Bo jej to śmierć Nudunga na pamięć przywiodło
Z rąk Wittiga, co niegdyś strasznie ją ubodło.
1700
I rzekła do rycerza: „Weźże puklerz sobie!
„Dałby Bóg, żeby jeszcze był tu w swej osobie
„Ten, co go nosił, — ale w boju stracił życie
„I gorzkie łzy mnie biednej wycisnął kobiecie.“
1701
Powstała margrabina z krzesła, ręką białą
Zdjęła ze ściany tarczę ową okazałą,
Zaniosła Hagenowi dar, o który prosił.
On tarcz wziął i z honorem na ręku ją nosił.
1702
Na niej suto się z sukna jasnego kłąb wzdyma, —
Drugiej takiej zapewne w całym świecie niema,
Błyszczała od klejnotów, — między braćmi za nią
Tysiąc grzywien dać można, i to jeszcze tanio.
1703
Więc do czeladzi Hagen ów puklerz wyprawił,
A tymczasem i Dankwart na dworze się stawił,
Szatą go margrabianka obdarzyła hojnie,
W niej się w Hunnów krainie nosił potem strojnie.
1704
A gospodarz, choć darzył i dawał nad miarę,
Nie żałował, iż robi z dostatków ofiarę
I uprzejmie ich jeszcze prosił o przyjęcie.

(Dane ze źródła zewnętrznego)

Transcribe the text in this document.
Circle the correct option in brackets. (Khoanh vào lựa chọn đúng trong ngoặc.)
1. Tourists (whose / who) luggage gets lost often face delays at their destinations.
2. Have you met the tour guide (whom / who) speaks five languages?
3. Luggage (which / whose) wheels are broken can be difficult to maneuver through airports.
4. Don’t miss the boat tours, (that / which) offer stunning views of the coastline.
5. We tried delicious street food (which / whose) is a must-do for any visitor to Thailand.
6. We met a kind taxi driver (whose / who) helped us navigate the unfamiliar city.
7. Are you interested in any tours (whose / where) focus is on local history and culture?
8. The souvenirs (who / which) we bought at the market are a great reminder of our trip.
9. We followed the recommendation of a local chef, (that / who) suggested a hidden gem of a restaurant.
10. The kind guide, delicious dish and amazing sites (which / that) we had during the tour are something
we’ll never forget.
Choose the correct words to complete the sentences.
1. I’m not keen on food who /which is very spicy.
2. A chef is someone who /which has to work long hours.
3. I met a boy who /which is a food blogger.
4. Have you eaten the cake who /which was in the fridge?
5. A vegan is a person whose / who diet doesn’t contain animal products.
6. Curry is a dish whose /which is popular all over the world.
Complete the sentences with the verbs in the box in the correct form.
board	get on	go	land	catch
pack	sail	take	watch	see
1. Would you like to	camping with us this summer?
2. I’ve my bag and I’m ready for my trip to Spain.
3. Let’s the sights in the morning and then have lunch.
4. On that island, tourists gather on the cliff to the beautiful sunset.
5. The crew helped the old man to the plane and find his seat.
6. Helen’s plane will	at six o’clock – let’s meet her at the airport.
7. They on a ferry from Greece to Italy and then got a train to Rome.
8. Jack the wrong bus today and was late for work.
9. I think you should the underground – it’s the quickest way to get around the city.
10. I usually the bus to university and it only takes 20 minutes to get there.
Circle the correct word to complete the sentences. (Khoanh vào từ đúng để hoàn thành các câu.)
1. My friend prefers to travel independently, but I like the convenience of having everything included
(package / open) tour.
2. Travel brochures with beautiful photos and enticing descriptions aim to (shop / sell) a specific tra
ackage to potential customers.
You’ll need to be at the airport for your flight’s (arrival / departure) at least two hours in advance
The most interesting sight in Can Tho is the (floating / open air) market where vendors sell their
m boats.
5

— Oni potem z nim na śmierć walczyli zawzięcie.
1705
W reszcie Volker swe skrzypki ujął wprawną ręką,
Kornie przed margrabianka skłonił się z podzięką,
Jął grać i słodkie przytem swe piosenki nucić
W pożegnaniu, gdy zamek Bechlarn miał porzucić.
1706
Gotelinda do siebie każe przynieść skrzynię,
Darem go przyjacielskim chcąc obdarzyć ninie:
Tuzin złotych obręczy na rękę mu składa,
„Powieźcie w kraj Ecela to z sobą!“ powiada.